沈紫言自嘲的笑了笑,或许当真是有孕的缘故,这些日子以来思虑颇重,胡思乱想几乎是每日的常情。杜怀瑾静静的看了她半晌,突然说道:“那日我们遇袭,就是欧阳家下的手。”沈紫言并不觉得出乎意料。
那日她和杜怀瑾双双回府以后,杜怀瑾对路上遇袭一事,三缄其口。这实在不像他以往的作风。从前他虽然守口如瓶,可在自己面前,总会透露些口风,然而这次却从始至终就保持沉默,一言半语也无。
多半是皇上要进行清算,而此事事关重大,涉及太后娘娘,杜怀瑾作为福王之子,太后之孙,对此事才不好启口。沈紫言指尖在书案上滑动了几下,幽幽问道:“欧阳家为何突然有此一招?”
杜怀瑾遥望着窗外的一枝红梅,伸出手去,覆上她的手,微微带着些许寒意,“所谓狗急跳墙,大致如此。早在除夕夜的烟花开始,不少官员就察觉了不对劲,急急撇清了和欧阳家的关系。那晚欧阳家的世子也曾和我说话,言语间颇为殷勤,我当然是不假以辞色……”
沈紫言隐隐也有些明白了。
那日杜怀瑾和欧阳家世子说话时,皇帝多半在场。杜怀瑾作为皇帝的亲信,对于他的心思,自然最清楚不过。也是此时,也要叫在场那些官员看看,皇帝对于欧阳家的态度。杜怀瑾和欧阳家世子的不欢而散,已经向在场的众人昭示了一个消息。

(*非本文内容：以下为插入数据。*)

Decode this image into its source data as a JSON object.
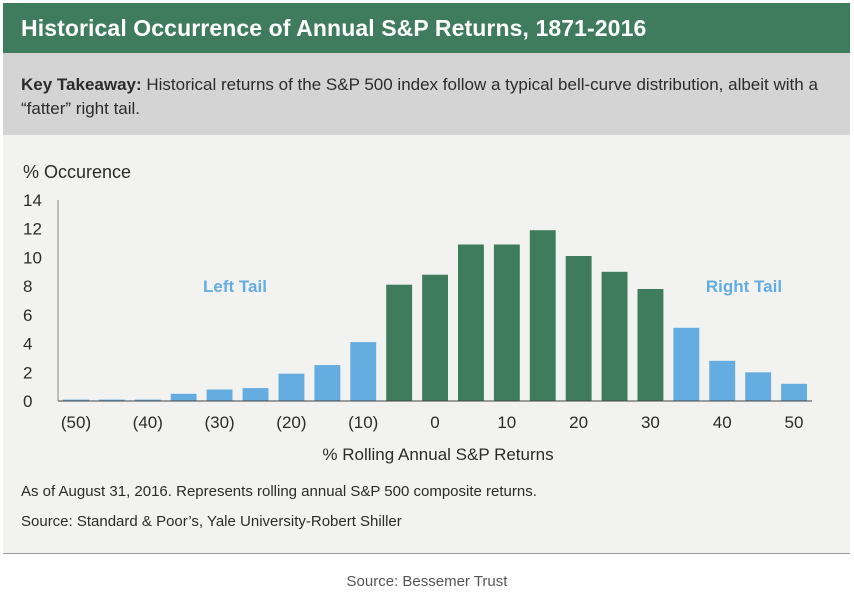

沈紫言揉了揉额头,杜怀瑾的身子忽然从背后倾了上来,他的呼吸就在她耳畔,深深浅浅。沈紫言叹了一口气,倚在他怀里,淡淡说道:“过了小年,你就是府上的世子了吧。”杜怀瑾身子微僵,轻轻的吻落在她耳朵上,而后一点点慢慢移到侧脸,濡软而温存。只听得他温和的声音:“嗯。”
沈紫言合上了眼。
这事终究是要尘埃落地了。从这几日福王妃露出的口风来看,无论是福王还是福王妃,都有意立杜怀瑾为世子。更何况杜怀瑾和皇帝关系亲密,在呈章立嗣这一关上,基本上没有什么波折可言。
一切都是顺理成章而又水到渠成。
心里有一处,暗自心疼。杜怀瑾是多么随性的人,世子之位对他而言,不过是沉重的枷锁。
杜怀瑾将她抱得更紧了些。
过了许久,一片雪花顺着窗棂飘落进来,轻飘飘的落在沈紫言的发梢。杜怀瑾伸出手去,指尖刚触到那片雪花,瞬间便融了。沈紫言始终合着眼,也不知是发生了何事,只知道空气里都弥漫着淡淡的忧伤。
杜怀瑾现在,心里很不高兴吧……
“紫言……”耳边传来杜怀瑾悠长的低吟。沈紫言每次听着这语气,心里就猛地一颤。这预示着下一刻杜怀瑾要说出什么让人吃惊不已的话来。只是,杜怀瑾接下来得这句话,叫沈紫言像是朦胧微醺时行在回忆的路上,步步流光溢彩。
杜怀瑾在她耳边低语:“紫言,这几日,我骤然想通了一事。你那日问我,若有一日,到了不得不抉择的时候,是否会舍弃你。我想,不会的。”前面的字字句句,沈紫言都听得模模糊糊。
可是最后这三个字:不会的。叫沈紫言手颤了,酥麻入心。
颤,巍巍。如桃花临水。
一低头,就看见他修长的手指,紧紧的攥着她小小的手,微微颤抖。
如此云淡风轻的话,却掩饰不了说话人内心的紧张。
沈紫言的泪,如同这冬日里融化的冰,一滴一滴,打落在寒风里。
两世为人,一颗心浮浮沉沉仿若雨打的浮萍,而如今,终于有一个人,对她说出这句话。就宛如那那幅主色灰蒙蒙的年画上,出水的一抹滟红,沈紫言的心情像映在花瓣上的温柔晨光,明亮起来,充满着细碎的喜悦。
或许很多事冥冥中自有天意,就像二人慈济寺的初遇,多少缘分巧合,谁料得清?